04/02/2011 § 2 Comments
Good TV shows are hard to come by. Whenever you find a promising show built on an interesting premise and follow it regularly, there comes a point when each episode’s story arc becomes mind-numbingly predictable (I’m looking at you, House, Buffy, 24, and Lie to Me). But why does this phenomenon have a strong tendency to occur?
Furthermore, why do people stay with shows after the plot becomes easily predictable? The answer is disarmingly simple: character development. Character development refers to a show’s tendency to focus on the details of a character’s personal or professional life. This is usually approached on a meta level, which leads to the writers focusing on a given character from a long-term perspective. As a result, specific episode ploys are ignored, for the most part, which is why they become formulaic.
There are basically three reasons why the shift from gimmick to character development occurs if a show lasts long enough:
First, the economics of television makes it impossible to attract top-tier stars as leads. This is not denigrate the fine folks who take the lead roles in TV shows, but the simple fact of the matter is that the vast majority of TV shows are unable to buy name recognition. Instead, they must create their own.

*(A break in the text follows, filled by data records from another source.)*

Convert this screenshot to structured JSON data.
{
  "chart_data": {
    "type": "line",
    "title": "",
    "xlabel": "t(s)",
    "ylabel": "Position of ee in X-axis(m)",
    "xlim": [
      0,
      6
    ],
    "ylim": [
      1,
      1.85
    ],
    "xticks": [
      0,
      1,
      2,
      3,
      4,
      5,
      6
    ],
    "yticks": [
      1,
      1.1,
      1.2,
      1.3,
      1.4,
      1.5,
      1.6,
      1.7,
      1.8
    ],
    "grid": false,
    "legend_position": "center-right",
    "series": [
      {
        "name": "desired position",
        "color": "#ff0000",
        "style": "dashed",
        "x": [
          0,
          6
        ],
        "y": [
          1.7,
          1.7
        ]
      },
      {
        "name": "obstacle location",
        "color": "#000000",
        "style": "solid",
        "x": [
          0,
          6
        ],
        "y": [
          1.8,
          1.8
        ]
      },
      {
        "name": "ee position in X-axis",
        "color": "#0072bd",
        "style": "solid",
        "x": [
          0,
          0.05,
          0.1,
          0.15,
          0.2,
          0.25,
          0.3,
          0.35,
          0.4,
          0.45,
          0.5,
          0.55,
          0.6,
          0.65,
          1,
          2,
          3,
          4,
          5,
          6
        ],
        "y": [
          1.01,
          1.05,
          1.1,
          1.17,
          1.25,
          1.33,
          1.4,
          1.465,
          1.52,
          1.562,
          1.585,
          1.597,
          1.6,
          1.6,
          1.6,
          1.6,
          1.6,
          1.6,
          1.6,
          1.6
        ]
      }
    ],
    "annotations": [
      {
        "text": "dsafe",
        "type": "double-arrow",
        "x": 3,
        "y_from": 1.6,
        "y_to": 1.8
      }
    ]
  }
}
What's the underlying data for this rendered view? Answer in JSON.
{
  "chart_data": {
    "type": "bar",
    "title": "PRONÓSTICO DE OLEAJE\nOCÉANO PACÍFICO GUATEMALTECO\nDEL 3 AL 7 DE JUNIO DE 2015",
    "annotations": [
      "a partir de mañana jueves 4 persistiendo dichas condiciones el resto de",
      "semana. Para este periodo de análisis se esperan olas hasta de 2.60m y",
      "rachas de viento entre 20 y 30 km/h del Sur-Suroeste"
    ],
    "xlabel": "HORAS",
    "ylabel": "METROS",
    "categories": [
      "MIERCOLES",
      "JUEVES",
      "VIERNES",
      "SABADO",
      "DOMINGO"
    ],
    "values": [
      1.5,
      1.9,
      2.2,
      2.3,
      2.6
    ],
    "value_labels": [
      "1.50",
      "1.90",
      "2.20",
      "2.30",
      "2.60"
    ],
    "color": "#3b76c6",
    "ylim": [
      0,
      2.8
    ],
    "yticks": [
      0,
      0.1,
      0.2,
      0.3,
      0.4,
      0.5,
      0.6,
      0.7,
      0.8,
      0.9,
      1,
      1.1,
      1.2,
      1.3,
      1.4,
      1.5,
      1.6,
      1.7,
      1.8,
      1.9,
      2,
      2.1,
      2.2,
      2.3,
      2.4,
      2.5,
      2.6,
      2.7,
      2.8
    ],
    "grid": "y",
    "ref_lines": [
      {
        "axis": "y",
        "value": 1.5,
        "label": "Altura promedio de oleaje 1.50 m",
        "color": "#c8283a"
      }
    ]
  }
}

Most people are able to think of people who got their start in television (George Clooney, Sarah Michelle Gellar, Michael Cera, etc.). But if you ask people to name the most popular stars, most, if not all, will be movie stars. As such, there must some hook other than name recognition that shows can use to get viewers. That hook is the show’s premise. The gimmick, if you will. Quite simply, it’s cheaper to pay a writer to be more creative than it is to hire, say, Denzel Washington.
Second, television itself is not particularly conducive to getting into role immediately. Producers have to work with second-tier actors, and they have to work on a very tight time-frame. A twenty-two episode season is filmed in eleven months, which means that the average episode is filmed in two weeks’ time. Most movies take at least a month to film, and many take far longer. It’s easier to get into character when you have more time to do so. Thus, most TV actors don’t have enough time in the beginning to get comfortable in their roles.
Third, the nature of the television show format makes sustaining gimmicks long-term nearly impossible. Trying to figure which exotic disease a patient has, week after week, is simply unsustainable long-term. Not all illnesses are difficult to diagnose, and very few masquerade as different illnesses. Thus, the sheer improbability of House’s plot makes it impossible to replicate believably week after week.
What can happen, however, is that Greg House matures as a character, and grows more three-dimensional. When this happens, writers can focus more on House, and help fans relate to him. Thus, after six seasons of House, fans are finally getting a glimpse at what makes House tick, at what makes him so flawed, at what motivates him.
At this point, it has become apparent that House’s misanthropy is motivated by fear. He’s a perfectionist, and fears failure, even though he pretends otherwise. His assholery, then, belies his fear of failure. He doesn’t let people get close, because he’s afraid that he will screw things up if they become friends.
And this is the way it should be. Are there really that many House fans that wish they learned more about diseases and less about House? And this is true of all shows, or at least the ones that last. Fans become attached to characters, and want to know more about them. This requires writers to either ditch the premise that made the show in the first place, or to caricaturize it to the point of self-parody.
This isn’t a bad thing, either. Ultimately, viewers want to “know” a character. They want to be plugged in to the human experience, to the camaraderie, to the experience. Sure, crime scene technology is cool, but people want to know why someone chooses to become a crime scene technician. People want to feel the nobility of purpose. And so, all good gimmicks must come to an end.